Divorce court can be tricky, especially if you’re lacking proper representation. Before you get in front of a judge, you’ll want to familiarize yourself with the options you’ll consider. A few of those familiar divorce terms, are no-fault and at-fault divorce. You’ve likely heard these terms before, but might not know exactly how they are determined. So, we’re here to help make this whole divorce business a little less confusing…
No-Fault & At-Fault Divorce: Deciphering Familiar Divorce Terms
An at-fault divorce is when the filing party claims that the other party caused the divorce. The grounds for an at-fault divorce in SC include the following:
- Physical Cruelty
- Desertion for more than one year
- Habitual Drunkenness or drug use
The spouse claiming fault must be able to prove the grounds he or she alleges…
If one party proves adultery ended the marriage, the side that committed adultery will likely not receive alimony. The desertion for more than a year grounds does not apply to incarcerated spouses or military spouses. If a party proves any of the other grounds listed above, the judge may also make decisions regarding alimony and child custody. However, courts decide custody issues based on the child’s best interests. Thus, if one party proves grounds such as physical cruelty or habitual drug use, these grounds are more likely to affect custody issues. Adultery grounds may affect custody if the spouse exposed the children to the affair. However, many times, adultery will have little effect on custody arrangements.
On the other hand, no-fault divorces don’t claim the grounds listed above. Instead, no-fault divorces consider the fact that the couple has been separated for more than one year. This means the spouses must go a full year without living together or spending just one night together. A no-fault divorce won’t affect factors such as alimony and custody. In this case, the parties make separate arguments and present evidence for these issues.
You have options…
Depending on the circumstances surrounding your case, you have plenty of options. The key, is finding someone to help you figure out what option is the best for you. That starts with seeking the right representation. By finding that person, you’ll be able to lay out the facts of your case, and decide what route best fits your situation. We wish you luck in this difficult time, and offer our services if you might need them.
When it comes to co-parenting, scheduling is one of the keys to success. But, that’s not to say it comes easy. Co-parenting successfully is extremely difficult, especially depending on the details of your divorce. But, by creating an organized co-parenting calendar, you can make your lives that much easier. Co-parenting with your ex may feel difficult right now, and it may always seem that way, but putting it all in writing? Makes the plan much easier to deal with.
Organized Co-Parenting Calendar: How to Make it and Move on
Think of all those events you want your child there for; Grandma’s birthday, your favorite sport’s game of the year, a school play… Whatever it may be. Think of all these things before you and the other co-parent meet, and put it in writing. Ask the other parent to do the same. You want to essentially have made your part of the schedule before you two ever come together. This should include any engagements you have, as well as the child, such as science fairs, sports games, business trips, travel, or the like. Then, when you come together, you can compare and build a cohesive schedule to both go off of.

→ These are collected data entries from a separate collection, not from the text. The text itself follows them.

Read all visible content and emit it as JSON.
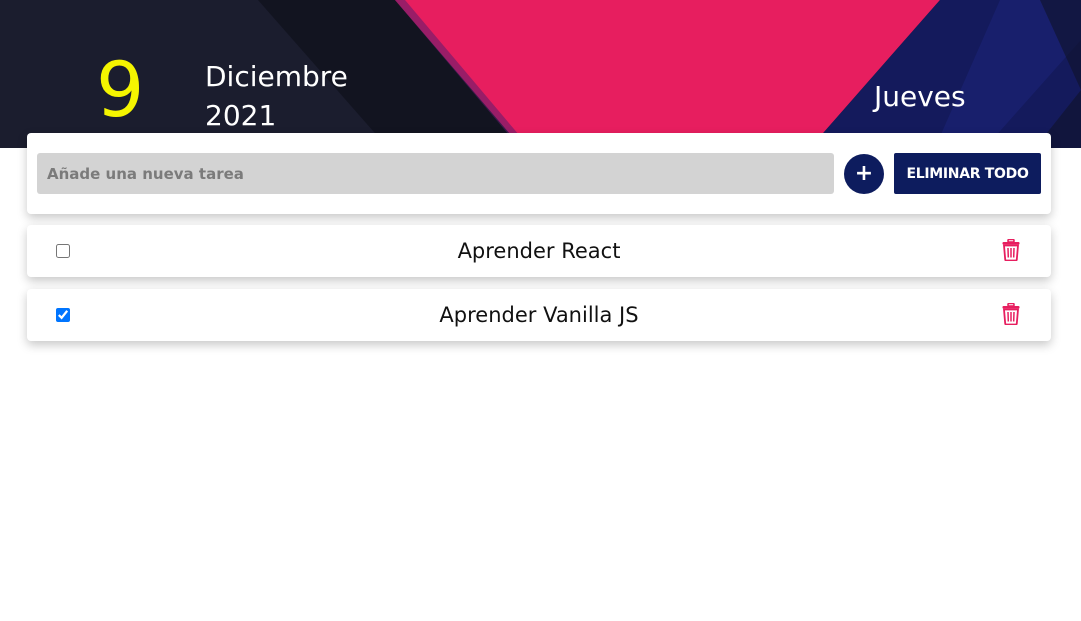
{
  "header": {
    "day": "9",
    "month": "Diciembre",
    "year": "2021",
    "weekday": "Jueves"
  },
  "form": {
    "placeholder": "Añade una nueva tarea",
    "value": "",
    "add_label": "+",
    "clear_label": "ELIMINAR TODO"
  },
  "tasks": [
    {
      "text": "Aprender React",
      "done": false
    },
    {
      "text": "Aprender Vanilla JS",
      "done": true
    }
  ],
  "colors": {
    "header_dark": "#1b1d2e",
    "header_pink": "#e71e5f",
    "header_navy": "#141a5c",
    "day_yellow": "#f5f500",
    "button_navy": "#0d1c5e",
    "trash_pink": "#e71e5f"
  },
  "icons": {
    "trash": "trash-icon",
    "add": "plus-icon"
  }
}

Another key to an organized co-parenting calendar is to be careful not to overbook. Often times, after going through a divorce, we want to make up for the fact that we are spending less time with our kid. So it’s not uncommon to overcompensate by agreeing to do anything and everything. But overbooking can leave you tired, stretched to the max, and ultimately unreliable. When you overbook yourself, you will at some point have to cancel or miss something. But the last thing you want to do is create a pattern of not fulfilling your parenting responsibilities. So, it’s best to only agree to what you know you will be able to do.
Set a Reminder
No matter how many times you talk about it, or write it in colored ink on the calendar, it’s hard to juggle your schedule. During your marriage, you and your spouse probably maintained a system for the schedule. You knew who was picking who up at what time. And if not, you probably talked throughout the day so that someone always remembered. But since your divorce, these things can be harder to keep up with. Therefore, set a reminder on your phone for those visits or events you planned with your kid. We’d all like to think we’ll remember easily. However, sometimes it’s just plain difficult. So, make a plan, set reminders, and stick to it. As we’ve said, you don’t want to create a pattern of not fulfilling your duties as a parent.
Keep multiple copies and allow for it flex a bit
We can’t account for every little bump in the road. So, take your agreement seriously, print and sign a copy for the each of you, but understand that things will happen. On your end, as well as theirs, there’s always the potential of something that might alter your agreement. Maybe one of you ends up with an illness, wrecks your car, gets a big promotion, or something of the like. Allow for your agreement to move just a bit if that time comes. But, understand that these occurrences should be discussed between both of you.
The key to an organized co-parenting calendar, is collaboration. Co-parenting, as well as planning, is difficult to do. But when you commit, take the time, and prioritize your child, it’s amazing what you can accomplish together.